Last quarter, Netflix reported a record 269.9 million subscribers, significantly outpacing streaming rivals like Disney+, Peacock, and Max (owned by Warner Bros. Discovery, CNN’s parent company). This surge was partly due to Netflix’s efforts to push users who share passwords to create their own accounts.
However, the boost from the password-sharing crackdown might be temporary. Netflix recently announced it would stop sharing its quarterly subscriber numbers starting in 2025.
In the ongoing battle for viewer attention against traditional media companies and newer platforms like
YouTube and TikTok, Netflix has ventured into live sports programming and immersive experiences in the past two months.
With its recent move into advertising, Netflix is starting to resemble the traditional media companies it aims to disrupt, according to Macquarie analyst Tim Nollen.
“Netflix is becoming what the old broadcasters were at their peak, but in a more sustainable, long-term way,” he said.
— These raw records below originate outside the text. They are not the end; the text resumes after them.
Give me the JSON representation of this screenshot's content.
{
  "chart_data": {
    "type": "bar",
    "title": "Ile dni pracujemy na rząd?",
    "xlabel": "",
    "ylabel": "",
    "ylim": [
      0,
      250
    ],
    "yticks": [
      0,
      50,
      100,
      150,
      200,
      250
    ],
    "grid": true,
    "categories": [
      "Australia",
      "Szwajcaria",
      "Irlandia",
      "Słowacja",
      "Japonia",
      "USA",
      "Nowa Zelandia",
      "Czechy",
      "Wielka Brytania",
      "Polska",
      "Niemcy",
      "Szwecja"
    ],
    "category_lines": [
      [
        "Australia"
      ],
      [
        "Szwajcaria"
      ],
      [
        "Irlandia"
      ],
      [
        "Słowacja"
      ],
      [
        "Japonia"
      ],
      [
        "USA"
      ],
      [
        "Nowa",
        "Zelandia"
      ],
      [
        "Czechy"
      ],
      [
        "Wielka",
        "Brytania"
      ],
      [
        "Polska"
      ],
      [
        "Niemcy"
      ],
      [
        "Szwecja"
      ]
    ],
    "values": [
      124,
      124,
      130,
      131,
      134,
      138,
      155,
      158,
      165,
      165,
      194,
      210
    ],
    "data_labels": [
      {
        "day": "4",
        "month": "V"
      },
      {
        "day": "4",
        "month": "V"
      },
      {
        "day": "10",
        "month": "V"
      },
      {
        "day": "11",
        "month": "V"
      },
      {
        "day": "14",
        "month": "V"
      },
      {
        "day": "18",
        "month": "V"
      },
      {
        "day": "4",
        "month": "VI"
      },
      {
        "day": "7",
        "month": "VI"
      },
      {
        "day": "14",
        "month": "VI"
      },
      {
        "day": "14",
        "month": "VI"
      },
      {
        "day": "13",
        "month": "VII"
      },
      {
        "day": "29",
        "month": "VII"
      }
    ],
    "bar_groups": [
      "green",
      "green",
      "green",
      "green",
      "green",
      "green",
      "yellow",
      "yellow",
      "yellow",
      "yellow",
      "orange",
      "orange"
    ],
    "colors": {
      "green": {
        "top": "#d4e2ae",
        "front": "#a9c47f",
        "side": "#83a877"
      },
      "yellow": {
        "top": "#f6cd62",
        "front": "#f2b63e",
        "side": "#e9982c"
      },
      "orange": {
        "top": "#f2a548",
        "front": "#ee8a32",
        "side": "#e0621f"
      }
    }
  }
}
In May, Netflix revealed that it has 40 million monthly active users on its new ad-supported subscription tier, up from 23 million in January.
Netflix will report second-quarter earnings on Thursday after the bell, which will likely shed more light on its strategy.
Netflix’s early evolution stages
In May, Netflix announced its biggest sports deal yet: a three-year agreement to broadcast NFL Christmas Day games. Starting this year, Netflix will globally air two NFL games on the holiday. In 2025 and 2026, Netflix will stream at least one holiday game.
“Netflix is now in live sports,” Nollen said. “This means Netflix might be the only place to watch those two Christmas Day games, potentially attracting more subscribers.”
Broadcasting football games has proven effective for boosting subscriber numbers: In January, Peacock, NBCUniversal’s streaming service, saw a 2.8 million sign-up spike in the three days leading up to its exclusive NFL playoff game broadcast.
According to Peacock, the event marked “the single biggest subscriber acquisition moment ever measured.”
Earlier this year, Netflix also announced a major move into sports programming: a 10-year deal to air “WWE Raw” live, worth over $5 billion.
But Netflix isn’t just expanding into sports. Last month, the company announced plans to open two massive entertainment venues called Netflix Houses.
These “experiential” complexes, located in former department stores at Dallas Galleria and King of Prussia mall (near Philadelphia), will each span over 100,000 square feet and feature events, themed gift shops, and restaurants. Both are set to open in 2025.
While these complexes won’t match the scale of Disney’s or Universal’s global theme parks, Seaport analyst David Joyce said they are designed to boost brand loyalty.
“They should help retain customers and keep them within the Netflix ecosystem, maintaining their subscriptions for longer,” he said.